I'm used to watching the Super Bowl on my own (don't ask, I like to watch important games without anyone else around, making noise, bothering me, etc.), but this year I've got friends coming over. When I'm on my own, I make tray after tray of nachos, broiling cheese onto singular layers of chips so that none of them are untouched by the melted shreds. That plan, however, is NOT going to work with 10 people in my house. 

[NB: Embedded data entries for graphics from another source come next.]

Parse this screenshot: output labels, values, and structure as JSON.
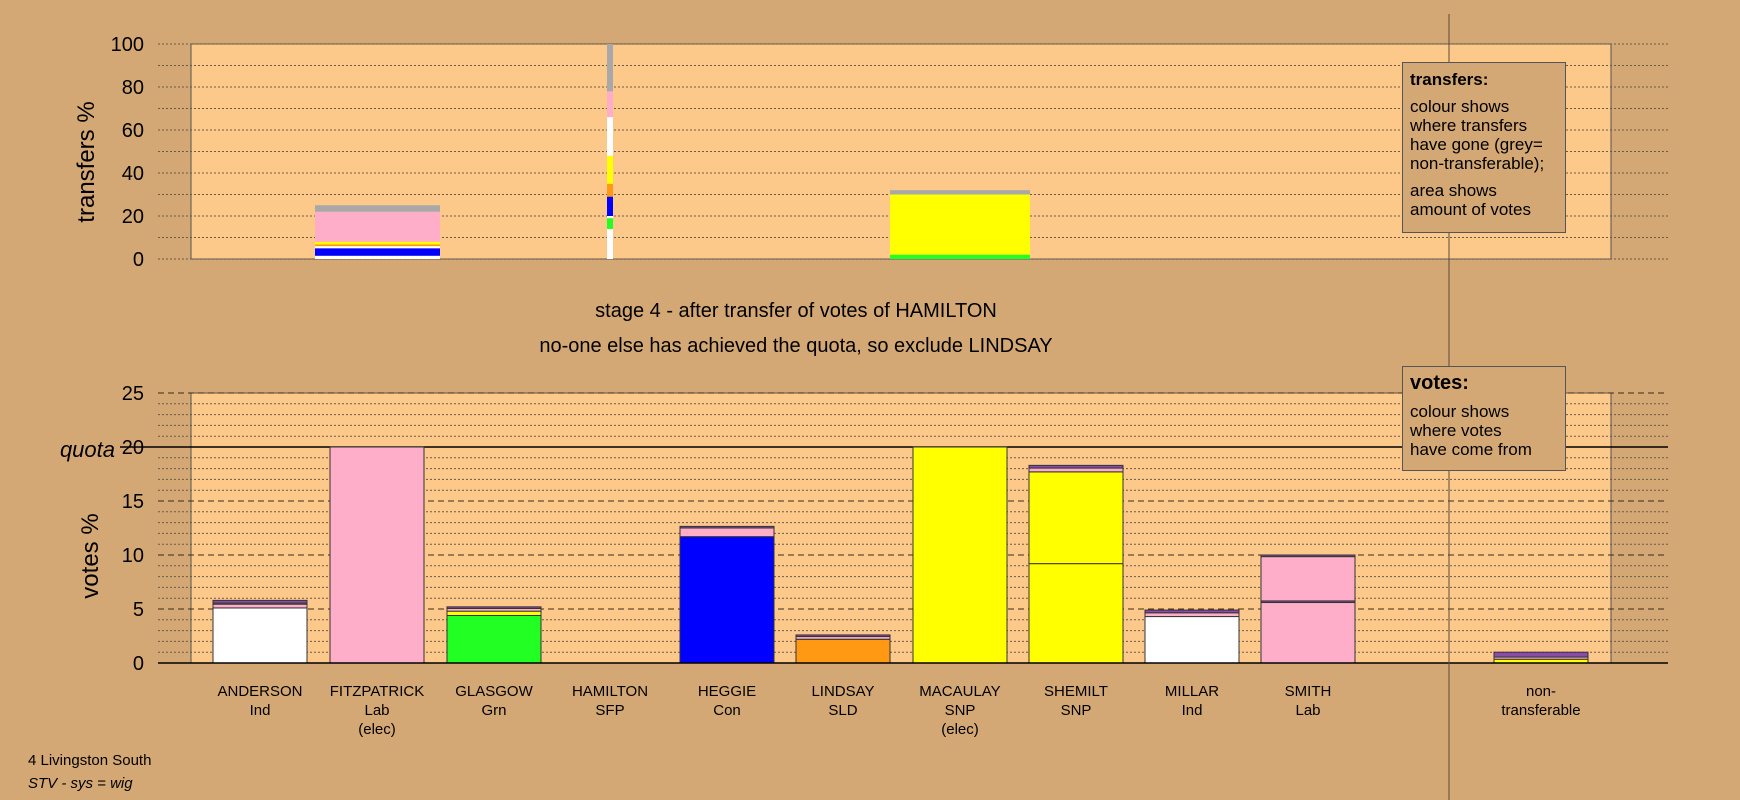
{
  "stage": {
    "line1": "stage 4 - after transfer of votes of HAMILTON",
    "line2": "no-one else has achieved the quota, so exclude LINDSAY"
  },
  "transfers_legend": {
    "title": "transfers:",
    "lines": [
      "colour shows",
      "where transfers",
      "have gone (grey=",
      "non-transferable);"
    ],
    "lines2": [
      "area shows",
      "amount of votes"
    ]
  },
  "votes_legend": {
    "title": "votes:",
    "lines": [
      "colour shows",
      "where votes",
      "have come from"
    ]
  },
  "footer": {
    "ward": "4 Livingston South",
    "system": "STV - sys = wig"
  },
  "colors": {
    "background": "#d4a874",
    "plot_area": "#fdc98b",
    "white": "#ffffff",
    "pink": "#ffaec9",
    "green": "#22ff22",
    "blue": "#0000ff",
    "orange": "#ff9914",
    "yellow": "#ffff00",
    "grey": "#a8a8a8",
    "purple": "#8a4ca8"
  },
  "chart_data": [
    {
      "type": "bar",
      "chart": "transfers",
      "ylabel": "transfers %",
      "ylim": [
        0,
        100
      ],
      "yticks": [
        0,
        20,
        40,
        60,
        80,
        100
      ],
      "bars": [
        {
          "candidate": "ANDERSON",
          "width_pct": 88,
          "segments": [
            {
              "color": "white",
              "value": 1.5
            },
            {
              "color": "blue",
              "value": 3.5
            },
            {
              "color": "white",
              "value": 1
            },
            {
              "color": "orange",
              "value": 0.8
            },
            {
              "color": "yellow",
              "value": 1.2
            },
            {
              "color": "pink",
              "value": 14
            },
            {
              "color": "grey",
              "value": 3
            }
          ]
        },
        {
          "candidate": "HAMILTON",
          "width_pct": 4,
          "segments": [
            {
              "color": "white",
              "value": 14
            },
            {
              "color": "green",
              "value": 5
            },
            {
              "color": "white",
              "value": 1
            },
            {
              "color": "blue",
              "value": 9
            },
            {
              "color": "orange",
              "value": 6
            },
            {
              "color": "yellow",
              "value": 13
            },
            {
              "color": "white",
              "value": 18
            },
            {
              "color": "pink",
              "value": 12
            },
            {
              "color": "grey",
              "value": 22
            }
          ]
        },
        {
          "candidate": "MACAULAY",
          "width_pct": 100,
          "segments": [
            {
              "color": "green",
              "value": 2
            },
            {
              "color": "yellow",
              "value": 28
            },
            {
              "color": "grey",
              "value": 2
            }
          ]
        }
      ]
    },
    {
      "type": "bar",
      "chart": "votes",
      "ylabel": "votes %",
      "ylim": [
        0,
        25
      ],
      "yticks": [
        0,
        5,
        10,
        15,
        20,
        25
      ],
      "quota": 20,
      "quota_label": "quota",
      "categories": [
        {
          "name": "ANDERSON",
          "party": "Ind",
          "note": ""
        },
        {
          "name": "FITZPATRICK",
          "party": "Lab",
          "note": "(elec)"
        },
        {
          "name": "GLASGOW",
          "party": "Grn",
          "note": ""
        },
        {
          "name": "HAMILTON",
          "party": "SFP",
          "note": ""
        },
        {
          "name": "HEGGIE",
          "party": "Con",
          "note": ""
        },
        {
          "name": "LINDSAY",
          "party": "SLD",
          "note": ""
        },
        {
          "name": "MACAULAY",
          "party": "SNP",
          "note": "(elec)"
        },
        {
          "name": "SHEMILT",
          "party": "SNP",
          "note": ""
        },
        {
          "name": "MILLAR",
          "party": "Ind",
          "note": ""
        },
        {
          "name": "SMITH",
          "party": "Lab",
          "note": ""
        },
        {
          "name": "non-",
          "party": "transferable",
          "note": ""
        }
      ],
      "bars": [
        {
          "candidate": "ANDERSON",
          "segments": [
            {
              "color": "white",
              "value": 5.1
            },
            {
              "color": "pink",
              "value": 0.35
            },
            {
              "color": "white",
              "value": 0.1
            },
            {
              "color": "purple",
              "value": 0.25
            }
          ]
        },
        {
          "candidate": "FITZPATRICK",
          "segments": [
            {
              "color": "pink",
              "value": 20
            }
          ]
        },
        {
          "candidate": "GLASGOW",
          "segments": [
            {
              "color": "green",
              "value": 4.4
            },
            {
              "color": "yellow",
              "value": 0.4
            },
            {
              "color": "pink",
              "value": 0.25
            },
            {
              "color": "purple",
              "value": 0.15
            }
          ]
        },
        {
          "candidate": "HAMILTON",
          "segments": []
        },
        {
          "candidate": "HEGGIE",
          "segments": [
            {
              "color": "blue",
              "value": 11.7
            },
            {
              "color": "pink",
              "value": 0.8
            },
            {
              "color": "purple",
              "value": 0.15
            }
          ]
        },
        {
          "candidate": "LINDSAY",
          "segments": [
            {
              "color": "orange",
              "value": 2.2
            },
            {
              "color": "pink",
              "value": 0.25
            },
            {
              "color": "purple",
              "value": 0.15
            }
          ]
        },
        {
          "candidate": "MACAULAY",
          "segments": [
            {
              "color": "yellow",
              "value": 20
            }
          ]
        },
        {
          "candidate": "SHEMILT",
          "segments": [
            {
              "color": "yellow",
              "value": 9.2
            },
            {
              "color": "yellow",
              "value": 8.5
            },
            {
              "color": "pink",
              "value": 0.35
            },
            {
              "color": "purple",
              "value": 0.25
            }
          ]
        },
        {
          "candidate": "MILLAR",
          "segments": [
            {
              "color": "white",
              "value": 4.3
            },
            {
              "color": "pink",
              "value": 0.35
            },
            {
              "color": "purple",
              "value": 0.25
            }
          ]
        },
        {
          "candidate": "SMITH",
          "segments": [
            {
              "color": "pink",
              "value": 5.6
            },
            {
              "color": "purple",
              "value": 0.15
            },
            {
              "color": "pink",
              "value": 4.1
            },
            {
              "color": "purple",
              "value": 0.15
            }
          ]
        },
        {
          "candidate": "non-transferable",
          "segments": [
            {
              "color": "yellow",
              "value": 0.35
            },
            {
              "color": "pink",
              "value": 0.2
            },
            {
              "color": "purple",
              "value": 0.45
            }
          ]
        }
      ]
    }
  ]
}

My solution is the epitome of trashy-delish. Instead of making nachos for everyone in my house, I decided to make nacho-lasagna, nachosagna. It's a dish of tortillas, beef, salsa, sour cream, refried beans, and of course, CHEESE. SO MUCH CHEESE. Bake this in your oven for an hour and you've got an ooey-gooey platter that everyone will gush over. 

Ingredients

  • 24 Corn Tortillas

  • 2 pounds Ground Beef

  • ¾ tsp Kosher Salt

  • 1 ½ tsp Ground Cumin

  • 1 teaspoon Chili Powder

  • ½ teaspoon Black Pepper

  • 1 16-ounce Jar Salsa (any spiciness)

  • 1 pint Sour Cream

  • 1 15-ounce can Refried Beans

  • 2 bunches Scallions, thinly sliced

  • 8 ounces Pickled Jalapeno (optional)

  • 32 ounces Shredded Cheddar Cheese

  • Optional garnish: sour cream, cilantro, salsa, avocado

 

Directions

  1. Heat oven to 325˚

  2. Brown beef in skillet over medium-high heat, breaking it up into crumbles, 5-7 minutes

  3. Stir salt, cumin, chili powder, and black pepper into beef, continue cooking for 2-3 more minutes. Remove from heat.

  4. In medium bowl, mix together sour cream and refried beans, set aside.

  5. Spoon some beef mixture into the bottom of a 8x12 baking dish.

  6. Cover the beef with 6 tortillas, overlapping in spots to create a complete layer.

  7. Spread sour cream mixture over tortillas.

  8. Add more beef, distribute evenly.

  9. Scatter cheese over beef, evenly.

  10. Add scallions and jalapenos.

  11. Add a second layer of tortillas in the same arrangement, then repeat the layering process: sour cream, beef, cheese, scallion jalapeno.

  12. Add two more complete layers (4 in total), pressing down on the tortillas if it appears to overflow the baking dish.

  13. Top with extra cheese and put baking dish on a cookie sheet (to catch any spilling cheese in the oven).

  14. Bake at 325˚ for about an hour, or until it’s completely melted and gooey.

  15. Garnish with cilantro, salsa, sour cream, and avocado.